We use the 4th edition of Singleton and Straits because it is a good reference text about general research methods. The fourth edition is much less expensive, do not get the current edition.

  • Singleton Jr, R. A., Straits, B. C., & Straits, M. M. (2005). Approaches to social research. Oxford University Press.

    • Order a used, 4th edition version of our textbook for cheap: link to ~20 copies under $20 shipping include

  • Stowell, S. (2014). Using R for statistics. Apress. This introduces many base R procedures that are relevant for statistical analysis

    • A PDF of this book is available free to OU students via the OU Library.

  • Google sheets 101: Zapier team. Online and free.

    • Google sheets is like Excel, but it is easier to use online data sources and to work in a group. Additional optional books on using google sheets.

  • R for Data Science: Garrett Grolemund and Hadley Wickham. Online and free.

    • Start learning how to work more effectively with both quantitative and qualitative data.

Optional readings and resources

DO NOT buy the following books (not yet). These are helpful resources for reviewing ideas standard in statistical analysis.

  • Lewis-Beck, C., & Lewis-Beck, M. (2015). Applied regression: An introduction (Vol. 22). Sage publications.

    • This is super helpful as an intro and a reference.

  • Pampel, F. C. (2000). Logistic regression: A primer (Vol. 132). Sage.

    • Great explanation of the logit transformation and intro to logistic regression.

Contacting me

Message me on Slack. I am at my computer many more hours than the office hours,

Howard T. Welser, Professor Welser

Office: Bentley Annex 123

Email: h.t.welser@gmail.com; welser@ohio.edu

General teaching issues

Attention: Treat class time like your job, but treat learning like your favorite game. Try to discover the spark of interest that makes you want to learn more about something and dive into it.

Attendance: Be in class everyday, and be ready to do the work that we have planned of that day. If you know you will miss a day it is your job to get your work done ahead of time.
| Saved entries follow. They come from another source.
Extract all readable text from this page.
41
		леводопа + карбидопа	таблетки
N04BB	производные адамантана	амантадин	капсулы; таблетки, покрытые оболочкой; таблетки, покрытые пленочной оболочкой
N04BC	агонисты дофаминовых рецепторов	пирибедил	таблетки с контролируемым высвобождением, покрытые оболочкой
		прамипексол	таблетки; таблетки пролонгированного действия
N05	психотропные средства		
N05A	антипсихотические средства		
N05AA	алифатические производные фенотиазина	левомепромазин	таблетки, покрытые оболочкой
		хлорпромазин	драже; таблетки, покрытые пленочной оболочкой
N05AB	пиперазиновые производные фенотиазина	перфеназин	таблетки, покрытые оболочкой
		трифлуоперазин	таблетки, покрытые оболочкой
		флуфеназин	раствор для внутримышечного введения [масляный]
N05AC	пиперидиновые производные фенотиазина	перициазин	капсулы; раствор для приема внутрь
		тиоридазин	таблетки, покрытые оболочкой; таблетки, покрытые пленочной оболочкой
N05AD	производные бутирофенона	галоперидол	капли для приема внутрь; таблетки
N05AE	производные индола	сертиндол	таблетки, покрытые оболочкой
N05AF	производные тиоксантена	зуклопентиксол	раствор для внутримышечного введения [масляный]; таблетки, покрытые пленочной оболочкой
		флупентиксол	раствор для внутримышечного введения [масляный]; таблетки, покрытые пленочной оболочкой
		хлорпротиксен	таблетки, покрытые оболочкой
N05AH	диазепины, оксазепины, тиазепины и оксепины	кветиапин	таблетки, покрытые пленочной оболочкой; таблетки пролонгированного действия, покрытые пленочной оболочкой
You need to inform me well in advance of class if you will not be attending.

Have fun: This is an upper level / graduate level elective. We are all here to learn, and the best way to learn is to have fun by getting involved in the work.

Polite electronic communication: Use subjects for your emails like “Soc 101 Project Question” etc. Be brief, courteous and considerate. I will be brief, to the point, and to the best of my abilities, prompt. Send a follow up if you don’t hear back after 24 hours (during the school week).

Take credit for your work only: I should not need to mention this in this course, but I will include it from my 100 level syllabus: You should, with pride, lay claim to all of your unique contributions. When you work with others on assignments you should take pains to assure that you know, appreciate, and clearly identify the contributions of each of your colleagues. Deliberate attempts to claim the work of others as your own without clear acknowledgement will be seen as plagiarism and will be severely punished: a grade of F will be assigned to the plagiarized assignment.

Other details

Students with disabilities: I will gladly provide reasonable accommodations for students with disabilities, with the recommendation of Disability Services, at the Office for Institutional Equity (740-593-2620). Please show me the letter from that office indicating accommodations that you may need for this class.